Anton shares it was one of the most technically complex sets he’s ever worked on, specifically because of the amount of doors on the set…which is 10. And come Act II all doors are in use.

“I had to take a different approach than I usually would with this set. My process generally starts from the abstract to the concrete. For Noises Off, it was the opposite. Everything has to be set up in a certain way. If we take liberties with the physical structure or bones of the set, then we could very easily impede the staging.”

But wait, isn’t this a play about a play where everything is supposed to go wrong? Have we lost you yet? It goes back to what Mark was saying about organized chaos.
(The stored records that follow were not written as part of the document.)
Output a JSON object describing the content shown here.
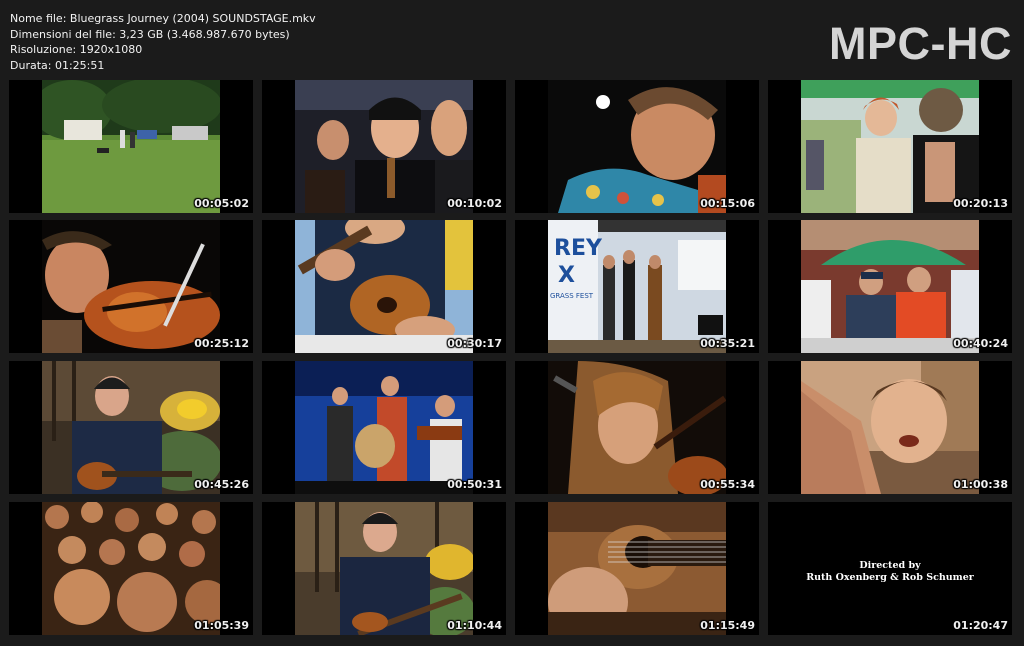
{
  "header": {
    "filename": "Nome file: Bluegrass Journey (2004) SOUNDSTAGE.mkv",
    "filesize": "Dimensioni del file: 3,23 GB (3.468.987.670 bytes)",
    "resolution": "Risoluzione: 1920x1080",
    "duration": "Durata: 01:25:51",
    "logo": "MPC-HC"
  },
  "thumbnails": [
    {
      "time": "00:05:02",
      "scene": "campground-field"
    },
    {
      "time": "00:10:02",
      "scene": "singers-close-up"
    },
    {
      "time": "00:15:06",
      "scene": "singer-hawaiian-shirt"
    },
    {
      "time": "00:20:13",
      "scene": "festival-crowd-conversation"
    },
    {
      "time": "00:25:12",
      "scene": "fiddler-close-up"
    },
    {
      "time": "00:30:17",
      "scene": "mandolin-player"
    },
    {
      "time": "00:35:21",
      "scene": "band-on-festival-stage"
    },
    {
      "time": "00:40:24",
      "scene": "fans-under-umbrella"
    },
    {
      "time": "00:45:26",
      "scene": "mandolin-player-garden"
    },
    {
      "time": "00:50:31",
      "scene": "young-band-on-stage"
    },
    {
      "time": "00:55:34",
      "scene": "woman-playing-fiddle"
    },
    {
      "time": "01:00:38",
      "scene": "man-singing-close-up"
    },
    {
      "time": "01:05:39",
      "scene": "audience-crowd"
    },
    {
      "time": "01:10:44",
      "scene": "mandolin-player-garden-2"
    },
    {
      "time": "01:15:49",
      "scene": "guitar-close-up"
    },
    {
      "time": "01:20:47",
      "scene": "end-credits"
    }
  ],
  "credits": {
    "line1": "Directed by",
    "line2": "Ruth Oxenberg & Rob Schumer"
  }
}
Anton has incorporated the doors on set to make that chaos work on the stage.

“The doors need to be where they need to be because it’s baked into the dramaturgy of the piece.”

Much of the creative team’s preparation for this show was about door math. Both Anton and Mark say that the door math was the most interesting thing they had to figure out. Which way does each of these 10 doors have to open? Where does this character have to come out? When that character comes out, what door do they exit? Mark shares he spent about half a day figuring out how the doors open. Then, he had to track the decisions made throughout the three acts of the play to make sure it worked.

“For Noises Off, I had to develop a completely different process than I had ever used before. With this show you have to be very particular about the staging, it’s just like a choreographed dance on the stage.”

With the hard work of the cast and creative teams, Anton and Mark are excited to hear and see the joy audiences experience.

Mark admits that he started going home with headaches during rehearsals from too much laughter, which is the best kind of problem to have, so he wants to share that with the audience.

“There’s so many experiences you get in theatre, but this is about laughter. Releasing everything in your life to watch what’s going on stage with these people getting into horrible situations and how hilarious it can be.”

Both Mark and Anton reflect that getting here was collaboration in its purest form. They had a great base to start from with a classic script by acclaimed playwright Michael Frayn. Along with a talented team of Calgary artists, they have realized this comedy to its great potential.